Ругай молчит. Только Дондрюков:
— Спокойствие надо; вы должны вытренировать себя.
— Послушайте, я не могу говорить…
— Ах, да-да… Ничего, каждый выполняет свою общественную функцию… Пойдемте чай пить… горяченького… у меня на примусе живо…
— Чаю? Э… ну, пожалуй, чаю…
Оба ушли в подъезд, рука об руку.
Опять начинался день. Снова радостный скрип форточек в камерах.
— Кки-пяток… Кки-пяток… Кки-пяток…
Снова точный и размеренный день, у каждого своя функция, и у каждого часа свой петушиный вскрик; и ежели бы не было их, петушиной этой склоки и суеты, тогда человек подтянул бы себе шею гашником и…
Тоже бы налево[50]… к серым острым облакам!
VIII. Нерв народа
Ты, узнав мои напасти,Сжалься, Маша, надо мной,Зря меня в сей лютой части,И что я пленен тобой.

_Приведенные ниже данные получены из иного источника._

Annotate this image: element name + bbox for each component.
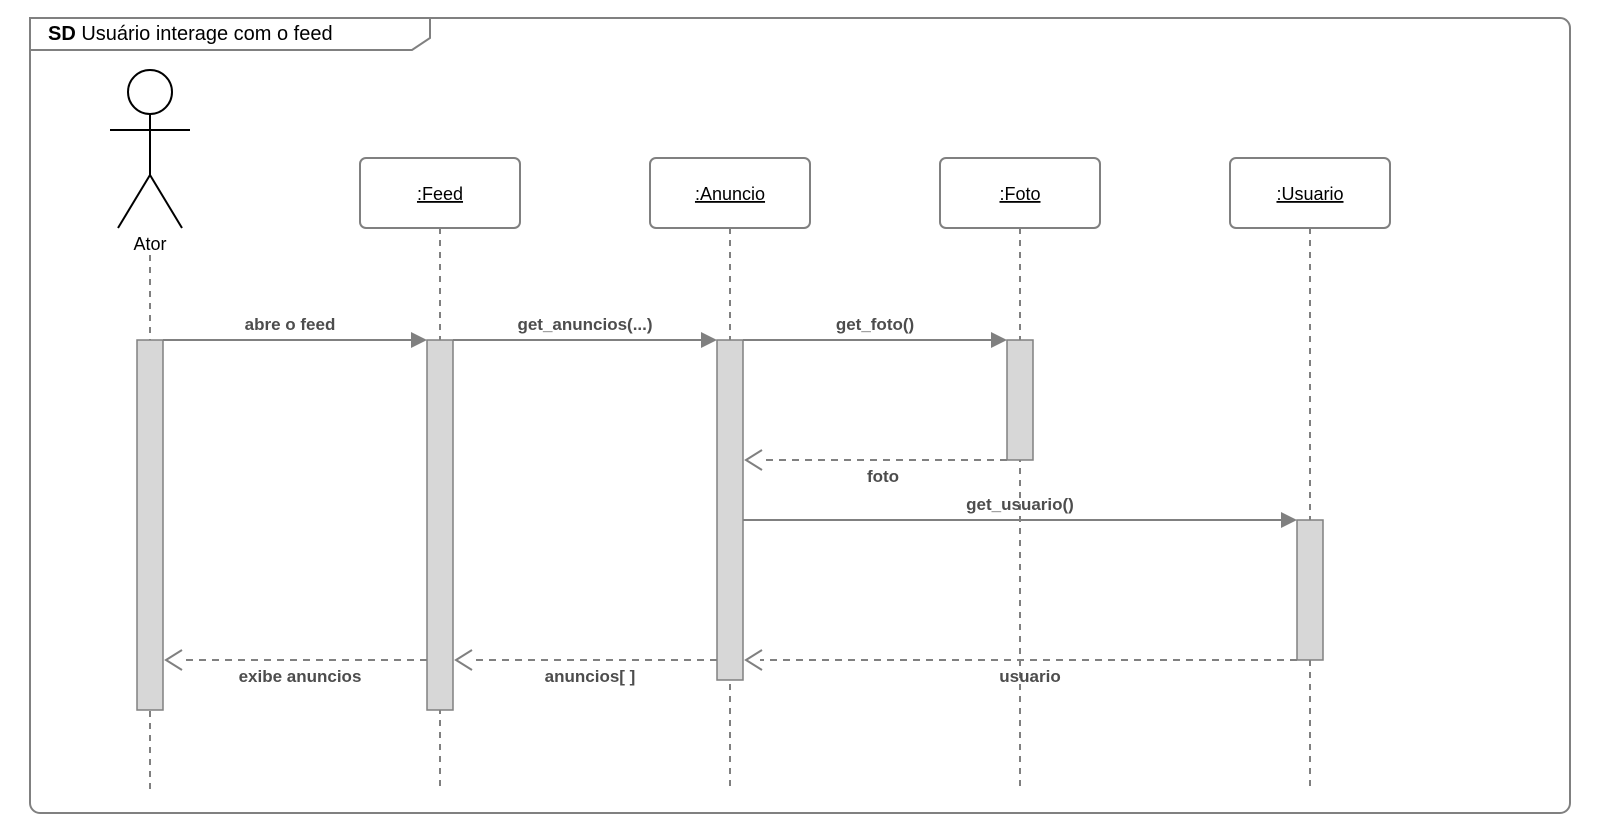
activation-feed <box>427 340 453 710</box>
message-get-anuncios-label: get_anuncios(...) <box>517 315 652 334</box>
arrow-abre-feed <box>411 332 427 348</box>
diagram-title-prefix: SD <box>48 23 76 45</box>
activation-usuario <box>1297 520 1323 660</box>
arrow-return-anuncios <box>456 650 472 670</box>
participant-usuario-label: :Usuario <box>1276 184 1343 204</box>
sequence-diagram: SD Usuário interage com o feed Ator :Fee… <box>0 0 1600 840</box>
message-get-foto-label: get_foto() <box>836 315 914 334</box>
return-usuario-label: usuario <box>999 667 1060 686</box>
diagram-title-text: Usuário interage com o feed <box>81 23 332 45</box>
participant-feed-label: :Feed <box>417 184 463 204</box>
arrow-get-usuario <box>1281 512 1297 528</box>
participant-anuncio-label: :Anuncio <box>695 184 765 204</box>
actor-figure <box>110 70 190 228</box>
return-anuncios-label: anuncios[ ] <box>545 667 636 686</box>
activation-actor <box>137 340 163 710</box>
message-get-usuario-label: get_usuario() <box>966 495 1074 514</box>
activation-foto <box>1007 340 1033 460</box>
arrow-return-usuario <box>746 650 762 670</box>
diagram-frame <box>30 18 1570 813</box>
return-foto-label: foto <box>867 467 899 486</box>
arrow-return-foto <box>746 450 762 470</box>
arrow-get-foto <box>991 332 1007 348</box>
arrow-return-exibe-anuncios <box>166 650 182 670</box>
return-exibe-anuncios-label: exibe anuncios <box>239 667 362 686</box>
actor-label: Ator <box>133 234 166 254</box>
message-abre-feed-label: abre o feed <box>245 315 336 334</box>
arrow-get-anuncios <box>701 332 717 348</box>
diagram-title: SD Usuário interage com o feed <box>48 23 333 45</box>
participant-foto-label: :Foto <box>999 184 1040 204</box>
activation-anuncio <box>717 340 743 680</box>
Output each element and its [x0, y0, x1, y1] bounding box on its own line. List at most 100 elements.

«Капитанская дочка»В просторной столовой пазовского дома чадно и курно, как в овине; Тая разливает гостям по чашкам лиловый, из сушеной свеклы, чай. Пьют с патокой и медом. Пьется жадно, потому что за обедом много съедено сиговой ухи и, пожалуй, еще больше жирно-сочной свинины, мастерски и с умением подрумяненной. Много выпито самогона; и даже сейчас в воздухе стоит маслянистый перегар.
Сегодня Таичкино рождение.
Мужчины, отдав дань столу, сидят распаренные, с расстегнутыми френчами, — косясь ласково на Тайку, на себя, пересмеиваются.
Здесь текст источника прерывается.